Saint Dismal, the first fisherman and a heroic symbol to all the fishing folks of Eerie-on-Sea, is known for using the Gargantic-light to lure away the great sky kaiju Gargantis, thereby preventing the destruction of the town. When everyone tries to claim the bottle, it is given to the skills of the Lost-and-Founder to decide on the rightful owner.
The mystery pulls you in, but the characters are really great. The man who runs the local history museum is in constant conflict with the mudlarking woman who runs the bric-a-brac antique store. Boudicea is the queen of the pirates, and she and Deep Hood have the whole wharf out to get Herbie and the bottle!
Blaze Westerley, now captain of his uncle Squint’s ship, the Jornty Spark, (the only electric motor in the town fleet,) tells the tale of how old Squint took the stranger in the deep hood for a sail into The Vortiss a few years back and neither returned… until now. Is Blaze’s uncle still alive somewhere? Who is Deep Hood? Blaze plans to brave the deadly maelstrom and ring of sharp rocks called The Vortiss to find out!
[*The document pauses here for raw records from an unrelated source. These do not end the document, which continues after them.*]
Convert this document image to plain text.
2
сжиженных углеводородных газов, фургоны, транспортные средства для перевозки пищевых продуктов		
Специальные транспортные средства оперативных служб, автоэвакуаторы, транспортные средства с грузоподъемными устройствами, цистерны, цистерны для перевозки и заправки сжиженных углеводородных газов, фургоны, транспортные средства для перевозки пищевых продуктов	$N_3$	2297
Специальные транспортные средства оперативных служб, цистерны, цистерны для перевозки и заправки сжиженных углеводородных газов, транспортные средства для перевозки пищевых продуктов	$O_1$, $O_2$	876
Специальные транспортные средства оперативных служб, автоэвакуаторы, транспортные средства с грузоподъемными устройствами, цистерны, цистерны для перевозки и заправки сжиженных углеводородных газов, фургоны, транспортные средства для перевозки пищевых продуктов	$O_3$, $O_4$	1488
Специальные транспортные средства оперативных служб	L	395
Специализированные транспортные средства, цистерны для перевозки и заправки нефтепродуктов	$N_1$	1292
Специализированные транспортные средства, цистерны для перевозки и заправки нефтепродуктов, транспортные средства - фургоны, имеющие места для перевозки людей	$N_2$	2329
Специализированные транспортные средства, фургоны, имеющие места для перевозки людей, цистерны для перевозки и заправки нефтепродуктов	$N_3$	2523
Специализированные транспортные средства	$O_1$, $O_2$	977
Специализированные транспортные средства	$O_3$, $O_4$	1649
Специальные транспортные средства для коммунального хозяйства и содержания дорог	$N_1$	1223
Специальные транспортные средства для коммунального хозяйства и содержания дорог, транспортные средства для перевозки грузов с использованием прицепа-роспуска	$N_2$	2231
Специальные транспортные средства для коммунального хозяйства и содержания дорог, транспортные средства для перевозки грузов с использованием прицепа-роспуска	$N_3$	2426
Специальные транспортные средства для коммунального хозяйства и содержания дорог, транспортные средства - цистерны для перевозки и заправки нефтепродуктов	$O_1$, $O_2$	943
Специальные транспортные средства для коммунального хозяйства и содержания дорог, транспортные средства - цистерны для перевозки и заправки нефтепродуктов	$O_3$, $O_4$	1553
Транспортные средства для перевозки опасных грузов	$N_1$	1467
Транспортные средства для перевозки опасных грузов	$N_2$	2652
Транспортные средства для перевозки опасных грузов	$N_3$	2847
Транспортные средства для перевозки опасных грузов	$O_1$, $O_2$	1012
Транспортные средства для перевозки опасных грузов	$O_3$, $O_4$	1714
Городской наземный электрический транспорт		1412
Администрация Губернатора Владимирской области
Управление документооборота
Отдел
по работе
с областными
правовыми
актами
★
It is revealed that Herbie was once recommended a book by Eerie-on-Sea’s resident prescient mechanical mermonkey, a choice that has overshadowed his life, The Cold, Dark Bottom of The Sea. It’s the reason Herbie has never been out on a boat since. It’s also why he’s never asked for another book. When Vi tricks him into doing so, he ends up with one titled Set Course for The Storm. Herbie’s doom seems inevitable as this adventure repeatedly lands him square in the middle of the sea, but early on I wondered if Herbie was making the wrong assumptions about the danger of walking along the sandy bottom.
This is the most fun I’ve had in years! The action is incredible! A battle between a weathered and vengeful old sea salt and a giant sky angler-fish that brings with it a tempest that is weeks across! Angry townsfolk! Deadly whirlpools! The camera obscura is damaged in an attack upon Lady Kraken! This sequel is as well written as the first in the series, Malamander. Though longer than the last book, Taylor’s short chapters and excitement make it fly by. I can’t wait to get back to the she-shanty ambience, immersive geography, and cobblestone village atmosphere of Eerie-on-Sea and the creatures it hides in the dark caverns and endless skies!